US 11,705,103 B2
	Audio system and signal processing method of voice activity detection for an ear mountable playback device
Peter McCutcheon, Premstätten (AT); and Dylan Morgan, Premstätten (AT)
Assigned to AMS AG, Premstätten (AT)
Appl. No. 17/440,984
Filed by ams AG, Premstätten (AT)
PCT Filed Mar. 17, 2020, PCT No. PCT/EP2020/057286 § 371(c)(1), (2) Date Sep. 20, 2021, PCT Pub. No. WO2020/193286, PCT Pub. Date Oct. 1, 2020.
Claims priority of application No. 19164680 (EP), filed on Mar. 22, 2019; and application No. 19187045 (EP), filed on Jul. 18, 2019.
Prior Publication US 2022/0165245 A1, May 26, 2022
Int. Cl. G10K 11/178 (2006.01); G10L 25/78 (2013.01)
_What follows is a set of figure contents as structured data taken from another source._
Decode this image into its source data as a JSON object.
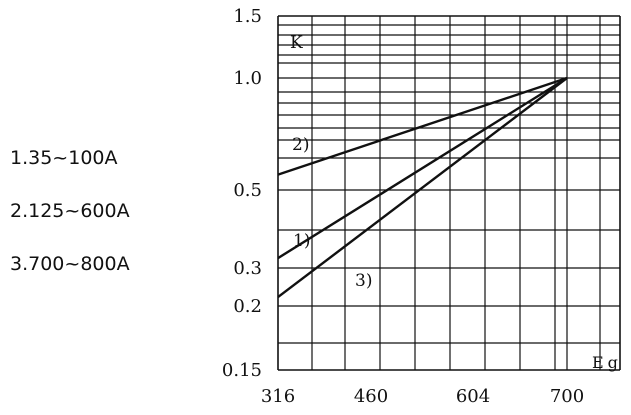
{
  "legend": {
    "items": [
      "1.35~100A",
      "2.125~600A",
      "3.700~800A"
    ]
  },
  "chart_data": {
    "type": "line",
    "title": "",
    "ylabel": "K",
    "xlabel": "Eg",
    "y_scale": "log",
    "x_ticks": [
      "316",
      "460",
      "604",
      "700"
    ],
    "y_ticks": [
      "1.5",
      "1.0",
      "0.5",
      "0.3",
      "0.2",
      "0.15"
    ],
    "xlim": [
      316,
      810
    ],
    "ylim": [
      0.15,
      1.5
    ],
    "grid": true,
    "series": [
      {
        "name": "1)",
        "x": [
          316,
          700
        ],
        "y": [
          0.32,
          1.0
        ]
      },
      {
        "name": "2)",
        "x": [
          316,
          700
        ],
        "y": [
          0.55,
          1.0
        ]
      },
      {
        "name": "3)",
        "x": [
          316,
          700
        ],
        "y": [
          0.22,
          1.0
        ]
      }
    ],
    "colors": {
      "line": "#111111",
      "grid": "#111111",
      "text": "#111111"
    }
  }
}
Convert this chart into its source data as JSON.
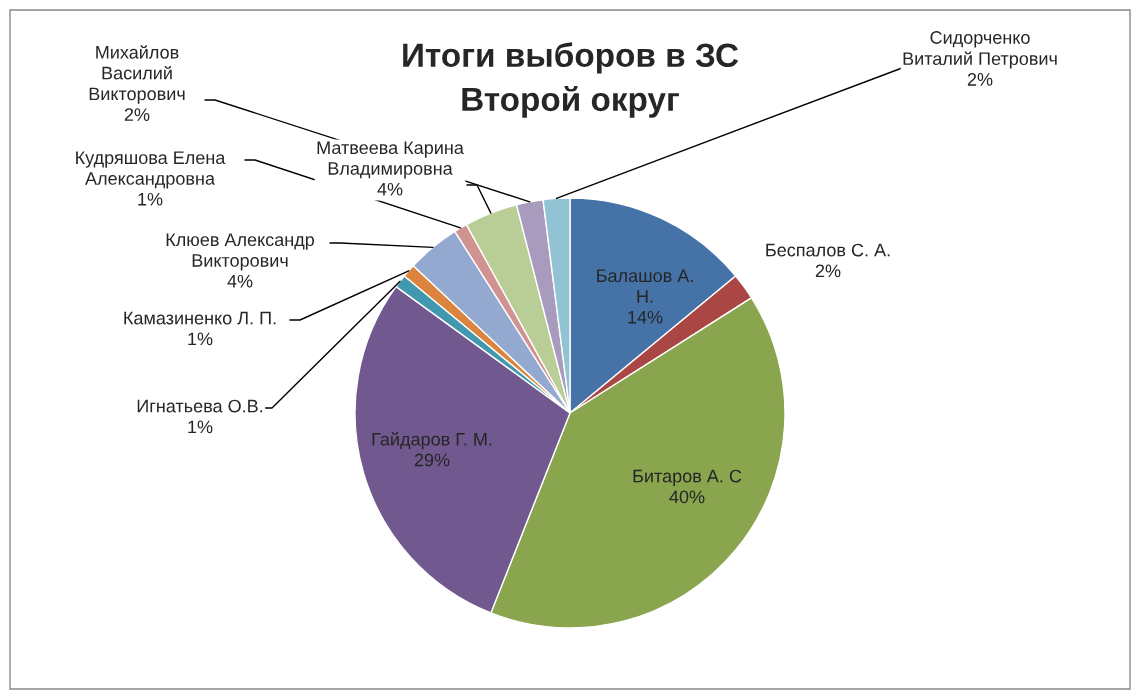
{
  "chart_data": {
    "type": "pie",
    "title": "Итоги выборов в ЗС\nВторой округ",
    "categories": [
      "Балашов А.\nН.",
      "Беспалов С. А.",
      "Битаров А. С",
      "Гайдаров Г. М.",
      "Игнатьева О.В.",
      "Камазиненко Л. П.",
      "Клюев Александр\nВикторович",
      "Кудряшова Елена\nАлександровна",
      "Матвеева Карина\nВладимировна",
      "Михайлов\nВасилий\nВикторович",
      "Сидорченко\nВиталий Петрович"
    ],
    "values": [
      14,
      2,
      40,
      29,
      1,
      1,
      4,
      1,
      4,
      2,
      2
    ],
    "colors": [
      "#4572a7",
      "#aa4643",
      "#89a54e",
      "#71588f",
      "#4198af",
      "#db843d",
      "#93a9cf",
      "#d19392",
      "#b9cd96",
      "#a99bbd",
      "#92c3d4"
    ],
    "value_labels": [
      "14%",
      "2%",
      "40%",
      "29%",
      "1%",
      "1%",
      "4%",
      "1%",
      "4%",
      "2%",
      "2%"
    ]
  }
}
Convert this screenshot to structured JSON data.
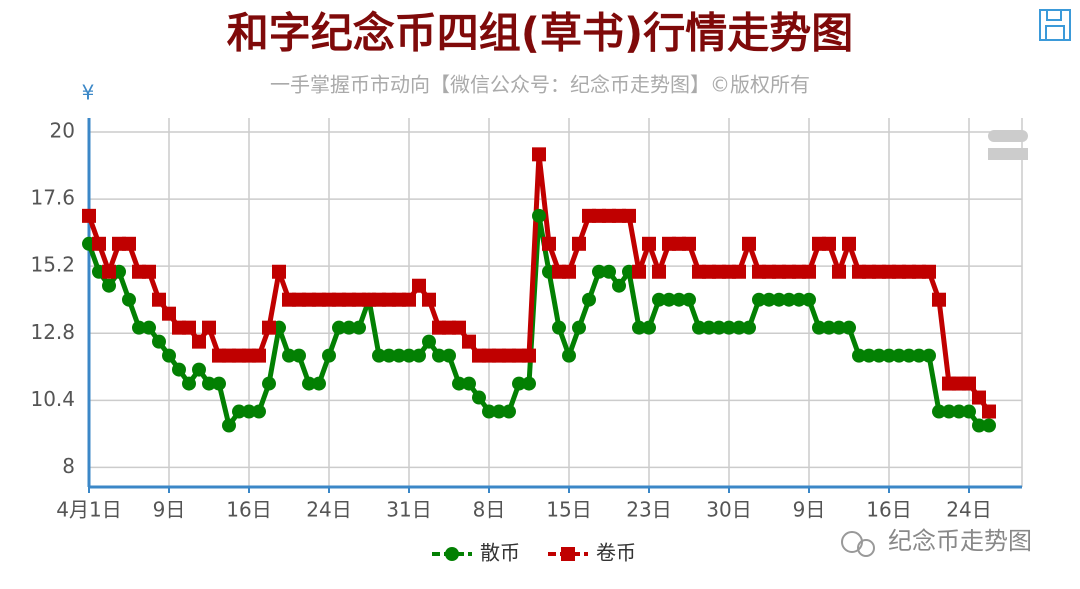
{
  "chart_data": {
    "type": "line",
    "title": "和字纪念币四组(草书)行情走势图",
    "subtitle": "一手掌握币市动向【微信公众号：纪念币走势图】©版权所有",
    "y_label": "¥",
    "watermark": "纪念币走势图",
    "categories": [
      "4月1日",
      null,
      null,
      null,
      null,
      null,
      null,
      null,
      "9日",
      null,
      null,
      null,
      null,
      null,
      null,
      null,
      "16日",
      null,
      null,
      null,
      null,
      null,
      null,
      null,
      "24日",
      null,
      null,
      null,
      null,
      null,
      null,
      null,
      "31日",
      null,
      null,
      null,
      null,
      null,
      null,
      null,
      "8日",
      null,
      null,
      null,
      null,
      null,
      null,
      null,
      "15日",
      null,
      null,
      null,
      null,
      null,
      null,
      null,
      "23日",
      null,
      null,
      null,
      null,
      null,
      null,
      null,
      "30日",
      null,
      null,
      null,
      null,
      null,
      null,
      null,
      "9日",
      null,
      null,
      null,
      null,
      null,
      null,
      null,
      "16日",
      null,
      null,
      null,
      null,
      null,
      null,
      null,
      "24日",
      null,
      null
    ],
    "series": [
      {
        "name": "散币",
        "color": "#038003",
        "marker": "circle",
        "values": [
          16,
          15,
          14.5,
          15,
          14,
          13,
          13,
          12.5,
          12,
          11.5,
          11,
          11.5,
          11,
          11,
          9.5,
          10,
          10,
          10,
          11,
          13,
          12,
          12,
          11,
          11,
          12,
          13,
          13,
          13,
          14,
          12,
          12,
          12,
          12,
          12,
          12.5,
          12,
          12,
          11,
          11,
          10.5,
          10,
          10,
          10,
          11,
          11,
          17,
          15,
          13,
          12,
          13,
          14,
          15,
          15,
          14.5,
          15,
          13,
          13,
          14,
          14,
          14,
          14,
          13,
          13,
          13,
          13,
          13,
          13,
          14,
          14,
          14,
          14,
          14,
          14,
          13,
          13,
          13,
          13,
          12,
          12,
          12,
          12,
          12,
          12,
          12,
          12,
          10,
          10,
          10,
          10,
          9.5,
          9.5
        ]
      },
      {
        "name": "卷币",
        "color": "#c00000",
        "marker": "square",
        "values": [
          17,
          16,
          15,
          16,
          16,
          15,
          15,
          14,
          13.5,
          13,
          13,
          12.5,
          13,
          12,
          12,
          12,
          12,
          12,
          13,
          15,
          14,
          14,
          14,
          14,
          14,
          14,
          14,
          14,
          14,
          14,
          14,
          14,
          14,
          14.5,
          14,
          13,
          13,
          13,
          12.5,
          12,
          12,
          12,
          12,
          12,
          12,
          19.2,
          16,
          15,
          15,
          16,
          17,
          17,
          17,
          17,
          17,
          15,
          16,
          15,
          16,
          16,
          16,
          15,
          15,
          15,
          15,
          15,
          16,
          15,
          15,
          15,
          15,
          15,
          15,
          16,
          16,
          15,
          16,
          15,
          15,
          15,
          15,
          15,
          15,
          15,
          15,
          14,
          11,
          11,
          11,
          10.5,
          10
        ]
      }
    ],
    "ylim": [
      7.3,
      20.5
    ],
    "yticks": [
      8,
      10.4,
      12.8,
      15.2,
      17.6,
      20
    ],
    "grid": true,
    "legend": "bottom"
  }
}
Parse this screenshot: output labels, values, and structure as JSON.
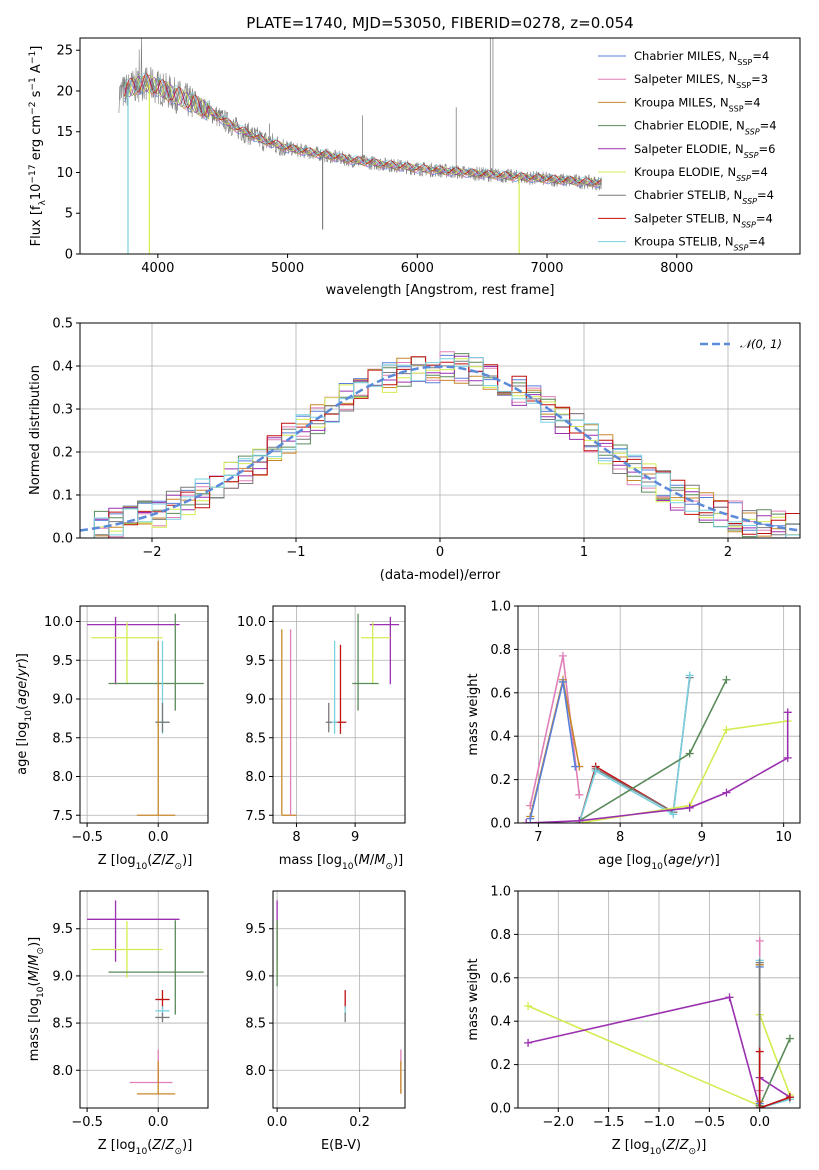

CPC G10K 11/1783 (2018.01) [G10K 11/17823 (2018.01); G10K 11/17825 (2018.01); G10K 11/17854 (2018.01); G10K 11/17881 (2018.01); G10L 25/78 (2013.01); G10K 2210/1081 (2013.01); G10K 2210/3026 (2013.01); G10K 2210/3027 (2013.01); G10K 2210/3028 (2013.01); G10K 2210/3044 (2013.01); G10L 2025/783 (2013.01)]

9 Claims

1. A signal processing method of voice activity detection for an ear mountable playback device comprising a speaker, an error microphone predominantly sensing sound being output from the speaker and also sensing ambient sound, and a feed-forward microphone predominantly sensing ambient sound, the method comprising the steps of:

using a voice activity detector:

recording a feed-forward signal from the feed-forward microphone,

recording an error signal from the error microphone,

determining at least one detection parameter as a function of the feed-forward signal and the error signal, and

monitoring the at least one detection parameter and setting a voice activity state depending on the at least one detection parameter; and further, using an adaptive noise cancellation controller coupled to the feed-forward microphone and to the error microphone:

performing noise cancellation processing depending on the feed-forward signal and/or the error signal, and by using a filter coupled to the feed-forward microphone and to the speaker, having a filter transfer function determined by the noise cancellation processing, wherein the detection parameter:

is based on a ratio of the feed-forward signal and the error signal,

the method comprising the further steps, using the voice activity detector:

monitoring a sound signal played from the device, and

determining one of the following voice activity states: false, true, or likely,

the voice activity state equals true indicates voice detected, and

the voice activity state equals false indicates voice not detected, the method comprising the further steps, using the voice activity detector:

controlling the adaptive noise cancellation controller depending on the voice activity state, the method being characterized by further comprising the steps of:

using the voice activity detector entering either a first mode of operation or a second mode of operation, respectively, when the detection parameter is larger than a first threshold or smaller than the first threshold,

in the first mode of operation, analyzing a phase difference between the feed-forward signal and the error signal and

setting the voice activity state depending on the analyzed phase difference, in the second mode of operation:

analyzing a level of tonality of the error signal and

setting the voice activity state depending on the analyzed level of tonality, the method comprising the further steps, using the voice activity detector:

determining whether or not the sound signal is active, and if the sound signal is active entering in a fourth mode of operation, wherein:

using the voice activity detector, the second mode operation is entered if the detection parameter is smaller than the first threshold, and

if the detection parameter exceeds the first threshold, a combined first and second mode of operation is entered, the combined first and second mode of operation comprising, using the voice activity detector, setting the voice activity state depending on both the analyzed phase difference and level of tonality.